Es fundamental, pues, creer firmemente que Dios desea vivir en nosotros y llevarnos a adquirir su propia semejanza. No creer en esto significa negar que el Señor tenga poder para hacer algo tan maravilloso como eso. Ceder ante el temor y la desconfianza es creer, implícitamente, que el Espíritu no es en realidad capaz de responder a nuestras oraciones ni de fortalecernos en las dificultades. Por lo mismo, vivir cada día como si nosotros mismos fuéramos capaces de proveernos todo lo que necesitamos equivale a afirmar que el Espíritu Santo no es la vida poderosa que Dios comunica a su pueblo, sino apenas un don “extra” de Dios, pero no la verdadera fuente de vida.
San Lucas describe cómo sería la oposición interna y externa que los creyentes enfrentarían. Cada tipo de oposición tiene poder para abrumar al discípulo o quitarle el gozo de seguir a Jesús. Sin embargo, las palabras de Cristo siguen siendo válidas: El discípulo jamás está sólo. El Espíritu Santo le da al creyente un acceso ilimitado al trono de la gracia; por mucho lastre que sea la carne y lo tiente el demonio, cada cristiano puede mantenerse firme en la fe confiando en el Señor.

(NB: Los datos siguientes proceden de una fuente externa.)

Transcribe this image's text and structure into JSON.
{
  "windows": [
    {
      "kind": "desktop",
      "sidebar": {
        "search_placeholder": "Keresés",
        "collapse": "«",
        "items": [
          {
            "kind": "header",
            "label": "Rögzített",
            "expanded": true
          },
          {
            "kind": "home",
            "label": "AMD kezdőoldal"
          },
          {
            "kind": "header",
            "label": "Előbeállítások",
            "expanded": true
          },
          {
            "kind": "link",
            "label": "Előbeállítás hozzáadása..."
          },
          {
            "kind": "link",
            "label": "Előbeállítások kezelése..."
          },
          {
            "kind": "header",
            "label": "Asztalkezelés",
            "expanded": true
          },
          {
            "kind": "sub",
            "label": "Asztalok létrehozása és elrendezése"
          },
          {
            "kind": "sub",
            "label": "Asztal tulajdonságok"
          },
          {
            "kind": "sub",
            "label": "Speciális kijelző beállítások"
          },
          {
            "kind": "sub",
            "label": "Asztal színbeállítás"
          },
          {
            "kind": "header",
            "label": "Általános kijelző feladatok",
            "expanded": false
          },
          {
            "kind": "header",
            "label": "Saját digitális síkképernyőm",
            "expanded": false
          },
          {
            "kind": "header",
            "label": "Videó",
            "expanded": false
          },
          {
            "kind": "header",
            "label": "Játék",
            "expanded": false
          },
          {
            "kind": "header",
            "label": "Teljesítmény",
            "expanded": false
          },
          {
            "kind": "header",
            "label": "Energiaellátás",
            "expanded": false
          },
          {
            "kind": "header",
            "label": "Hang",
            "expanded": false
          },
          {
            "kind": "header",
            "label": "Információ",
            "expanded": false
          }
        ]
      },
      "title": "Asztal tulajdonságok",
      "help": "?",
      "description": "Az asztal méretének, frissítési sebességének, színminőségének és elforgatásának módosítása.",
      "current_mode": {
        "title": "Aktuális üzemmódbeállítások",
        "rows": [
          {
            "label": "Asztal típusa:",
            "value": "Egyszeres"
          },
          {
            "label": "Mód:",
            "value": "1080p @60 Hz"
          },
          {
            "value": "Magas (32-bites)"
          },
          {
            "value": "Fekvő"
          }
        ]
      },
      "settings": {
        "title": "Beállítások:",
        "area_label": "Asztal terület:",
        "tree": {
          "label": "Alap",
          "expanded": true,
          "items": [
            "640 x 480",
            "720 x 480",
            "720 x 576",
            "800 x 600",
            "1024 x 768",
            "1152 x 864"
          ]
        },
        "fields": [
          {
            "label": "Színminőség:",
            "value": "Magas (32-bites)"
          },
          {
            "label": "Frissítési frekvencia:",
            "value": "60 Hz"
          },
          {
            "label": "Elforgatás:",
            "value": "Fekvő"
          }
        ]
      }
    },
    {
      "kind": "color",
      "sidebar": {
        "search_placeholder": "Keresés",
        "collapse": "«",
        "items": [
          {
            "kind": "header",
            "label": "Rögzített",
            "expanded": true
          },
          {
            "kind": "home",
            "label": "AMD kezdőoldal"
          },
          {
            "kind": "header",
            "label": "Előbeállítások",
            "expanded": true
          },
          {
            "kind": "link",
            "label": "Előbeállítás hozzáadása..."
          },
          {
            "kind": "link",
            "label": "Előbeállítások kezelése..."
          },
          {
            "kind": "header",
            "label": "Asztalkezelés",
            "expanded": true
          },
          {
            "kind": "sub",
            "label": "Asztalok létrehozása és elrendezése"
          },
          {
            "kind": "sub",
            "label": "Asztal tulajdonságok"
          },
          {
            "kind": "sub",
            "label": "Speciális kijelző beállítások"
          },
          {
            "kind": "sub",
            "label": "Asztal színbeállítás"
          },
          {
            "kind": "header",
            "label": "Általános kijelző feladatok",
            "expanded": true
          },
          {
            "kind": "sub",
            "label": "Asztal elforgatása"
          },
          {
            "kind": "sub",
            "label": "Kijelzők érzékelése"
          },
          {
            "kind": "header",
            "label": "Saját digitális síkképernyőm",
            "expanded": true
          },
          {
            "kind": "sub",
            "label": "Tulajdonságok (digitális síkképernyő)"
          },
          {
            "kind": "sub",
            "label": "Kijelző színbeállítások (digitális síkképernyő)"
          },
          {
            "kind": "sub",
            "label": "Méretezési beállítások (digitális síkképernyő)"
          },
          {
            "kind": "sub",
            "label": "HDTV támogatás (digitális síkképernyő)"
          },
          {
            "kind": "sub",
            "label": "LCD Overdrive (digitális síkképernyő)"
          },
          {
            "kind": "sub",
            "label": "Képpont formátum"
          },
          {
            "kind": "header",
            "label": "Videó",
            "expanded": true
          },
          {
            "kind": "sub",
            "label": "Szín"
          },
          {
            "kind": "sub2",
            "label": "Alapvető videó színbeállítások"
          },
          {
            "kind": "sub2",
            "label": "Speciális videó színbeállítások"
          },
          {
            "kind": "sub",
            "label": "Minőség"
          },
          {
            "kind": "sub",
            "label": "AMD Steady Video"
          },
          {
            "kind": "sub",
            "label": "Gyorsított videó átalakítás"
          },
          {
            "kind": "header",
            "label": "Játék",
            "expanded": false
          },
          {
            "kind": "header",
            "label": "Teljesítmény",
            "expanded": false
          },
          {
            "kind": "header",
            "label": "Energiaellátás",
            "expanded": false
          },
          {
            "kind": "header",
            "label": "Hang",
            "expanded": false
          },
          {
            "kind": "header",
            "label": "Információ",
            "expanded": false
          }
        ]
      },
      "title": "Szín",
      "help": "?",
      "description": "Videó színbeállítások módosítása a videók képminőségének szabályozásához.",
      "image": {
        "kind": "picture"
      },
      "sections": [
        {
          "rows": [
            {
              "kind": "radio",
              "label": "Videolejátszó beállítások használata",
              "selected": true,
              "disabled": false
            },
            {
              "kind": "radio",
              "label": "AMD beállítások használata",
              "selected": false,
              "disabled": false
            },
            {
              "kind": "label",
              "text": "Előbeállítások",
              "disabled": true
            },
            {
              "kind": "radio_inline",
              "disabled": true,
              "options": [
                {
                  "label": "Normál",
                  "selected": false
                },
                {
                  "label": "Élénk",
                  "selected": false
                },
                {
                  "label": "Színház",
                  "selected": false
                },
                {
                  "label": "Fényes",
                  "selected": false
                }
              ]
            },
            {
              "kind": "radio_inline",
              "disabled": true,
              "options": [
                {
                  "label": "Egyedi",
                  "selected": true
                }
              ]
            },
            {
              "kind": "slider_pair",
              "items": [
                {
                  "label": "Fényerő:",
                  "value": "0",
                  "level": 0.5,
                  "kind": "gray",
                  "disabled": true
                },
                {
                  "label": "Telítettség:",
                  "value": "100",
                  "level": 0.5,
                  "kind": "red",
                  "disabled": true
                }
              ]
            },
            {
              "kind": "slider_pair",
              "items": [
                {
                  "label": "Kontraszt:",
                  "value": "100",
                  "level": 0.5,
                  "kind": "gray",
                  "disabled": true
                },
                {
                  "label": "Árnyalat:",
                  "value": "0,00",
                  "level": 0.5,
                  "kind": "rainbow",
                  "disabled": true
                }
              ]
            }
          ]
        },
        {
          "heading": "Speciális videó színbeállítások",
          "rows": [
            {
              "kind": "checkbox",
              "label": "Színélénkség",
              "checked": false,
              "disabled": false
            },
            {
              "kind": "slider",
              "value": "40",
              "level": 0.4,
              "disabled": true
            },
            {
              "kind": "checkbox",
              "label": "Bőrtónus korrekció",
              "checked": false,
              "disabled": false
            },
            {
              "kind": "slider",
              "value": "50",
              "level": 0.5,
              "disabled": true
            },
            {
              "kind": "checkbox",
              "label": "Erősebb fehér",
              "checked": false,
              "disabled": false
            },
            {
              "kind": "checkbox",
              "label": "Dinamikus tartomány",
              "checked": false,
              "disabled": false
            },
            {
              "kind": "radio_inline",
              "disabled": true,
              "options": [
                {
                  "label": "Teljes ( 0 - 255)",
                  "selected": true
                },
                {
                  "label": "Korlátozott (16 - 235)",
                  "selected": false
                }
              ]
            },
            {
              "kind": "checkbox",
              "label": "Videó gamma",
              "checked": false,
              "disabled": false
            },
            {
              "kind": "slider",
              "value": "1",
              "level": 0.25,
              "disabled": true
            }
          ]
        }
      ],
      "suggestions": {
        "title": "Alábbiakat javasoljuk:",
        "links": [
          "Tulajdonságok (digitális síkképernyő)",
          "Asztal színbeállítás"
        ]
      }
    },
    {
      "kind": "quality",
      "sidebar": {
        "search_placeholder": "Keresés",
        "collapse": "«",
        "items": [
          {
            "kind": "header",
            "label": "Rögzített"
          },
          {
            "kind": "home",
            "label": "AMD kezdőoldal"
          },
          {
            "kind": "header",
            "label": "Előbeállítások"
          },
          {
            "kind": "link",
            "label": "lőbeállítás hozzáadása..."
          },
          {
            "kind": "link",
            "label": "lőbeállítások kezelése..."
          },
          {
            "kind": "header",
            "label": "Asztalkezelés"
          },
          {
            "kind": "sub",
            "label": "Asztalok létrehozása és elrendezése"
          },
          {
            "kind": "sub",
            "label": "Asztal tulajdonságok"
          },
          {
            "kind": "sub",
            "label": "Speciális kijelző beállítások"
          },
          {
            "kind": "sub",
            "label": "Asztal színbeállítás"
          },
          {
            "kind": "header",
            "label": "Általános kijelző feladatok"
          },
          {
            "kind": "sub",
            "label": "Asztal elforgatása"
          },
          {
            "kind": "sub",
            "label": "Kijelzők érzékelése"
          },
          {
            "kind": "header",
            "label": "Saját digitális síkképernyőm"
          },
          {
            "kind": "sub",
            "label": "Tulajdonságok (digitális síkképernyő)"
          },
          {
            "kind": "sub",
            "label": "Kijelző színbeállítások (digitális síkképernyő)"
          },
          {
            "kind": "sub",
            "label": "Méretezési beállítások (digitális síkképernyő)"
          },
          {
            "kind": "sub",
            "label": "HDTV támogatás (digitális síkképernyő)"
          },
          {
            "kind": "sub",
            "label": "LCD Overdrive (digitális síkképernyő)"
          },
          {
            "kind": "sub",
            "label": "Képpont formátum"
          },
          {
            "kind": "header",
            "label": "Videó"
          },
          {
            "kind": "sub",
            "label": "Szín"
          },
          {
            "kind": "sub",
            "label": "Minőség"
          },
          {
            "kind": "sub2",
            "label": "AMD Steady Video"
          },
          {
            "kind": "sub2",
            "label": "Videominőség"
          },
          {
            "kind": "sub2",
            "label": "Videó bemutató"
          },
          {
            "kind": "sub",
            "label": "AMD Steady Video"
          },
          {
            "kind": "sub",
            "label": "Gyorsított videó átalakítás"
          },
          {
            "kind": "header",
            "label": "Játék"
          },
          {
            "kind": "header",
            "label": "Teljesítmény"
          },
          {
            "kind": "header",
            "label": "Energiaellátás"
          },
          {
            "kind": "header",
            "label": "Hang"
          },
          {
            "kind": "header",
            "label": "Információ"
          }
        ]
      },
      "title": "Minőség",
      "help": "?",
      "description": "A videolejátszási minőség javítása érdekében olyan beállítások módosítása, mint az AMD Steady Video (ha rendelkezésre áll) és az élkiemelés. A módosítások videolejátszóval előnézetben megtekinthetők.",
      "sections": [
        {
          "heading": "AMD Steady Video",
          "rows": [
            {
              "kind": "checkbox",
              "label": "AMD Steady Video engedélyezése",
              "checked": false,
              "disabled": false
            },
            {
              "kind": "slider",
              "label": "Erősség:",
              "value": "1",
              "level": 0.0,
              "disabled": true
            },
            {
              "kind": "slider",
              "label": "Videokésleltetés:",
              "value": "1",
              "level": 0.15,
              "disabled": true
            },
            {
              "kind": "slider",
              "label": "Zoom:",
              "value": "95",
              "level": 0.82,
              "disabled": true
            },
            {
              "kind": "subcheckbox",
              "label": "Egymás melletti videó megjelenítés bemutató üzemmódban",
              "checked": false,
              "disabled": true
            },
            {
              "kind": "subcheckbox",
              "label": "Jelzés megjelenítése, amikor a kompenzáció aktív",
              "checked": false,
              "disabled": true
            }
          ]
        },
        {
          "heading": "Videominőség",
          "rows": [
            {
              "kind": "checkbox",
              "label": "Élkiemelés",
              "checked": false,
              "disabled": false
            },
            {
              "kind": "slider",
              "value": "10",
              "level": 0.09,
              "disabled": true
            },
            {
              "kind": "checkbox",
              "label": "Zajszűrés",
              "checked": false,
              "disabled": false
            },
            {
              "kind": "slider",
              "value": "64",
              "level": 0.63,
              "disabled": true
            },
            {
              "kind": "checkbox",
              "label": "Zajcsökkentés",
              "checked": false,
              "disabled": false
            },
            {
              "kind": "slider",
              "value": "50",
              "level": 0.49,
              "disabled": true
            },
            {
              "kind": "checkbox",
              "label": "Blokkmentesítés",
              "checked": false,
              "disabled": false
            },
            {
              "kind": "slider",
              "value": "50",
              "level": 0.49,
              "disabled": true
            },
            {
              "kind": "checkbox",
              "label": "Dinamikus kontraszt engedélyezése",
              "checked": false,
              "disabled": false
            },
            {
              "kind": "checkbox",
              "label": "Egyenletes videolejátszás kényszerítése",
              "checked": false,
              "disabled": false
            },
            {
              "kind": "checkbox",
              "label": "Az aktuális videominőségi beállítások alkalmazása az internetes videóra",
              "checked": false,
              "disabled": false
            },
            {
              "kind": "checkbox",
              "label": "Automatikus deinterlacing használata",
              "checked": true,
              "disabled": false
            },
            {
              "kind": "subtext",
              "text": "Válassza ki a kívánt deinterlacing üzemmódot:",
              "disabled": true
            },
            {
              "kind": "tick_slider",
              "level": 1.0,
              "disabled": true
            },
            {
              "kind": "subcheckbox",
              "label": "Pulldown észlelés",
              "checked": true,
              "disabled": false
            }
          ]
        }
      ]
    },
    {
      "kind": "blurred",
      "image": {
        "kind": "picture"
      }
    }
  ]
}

Jesús dijo a sus discípulos: “No temas, rebañito mío, porque tu Padre ha tenido a bien darte el Reino” (Lucas 12, 32). El Reino de Dios está presente dondequiera se le da libertad al Espíritu Santo para actuar. Hoy, creamos de todo corazón que hemos recibido el Espíritu para transformarnos; que está siempre presente en la Iglesia para santificar a sus hijos, y que está en el mundo para llevar la redención a todos los que decidan entregarse a Cristo Jesús, el Señor.
“Ven, Espíritu Santo, llena los corazones de tus fieles y enciende en ellos el fuego de tu amor. Envía tu Espíritu, Señor, y todo será creado, y renovarás la faz de la tierra.”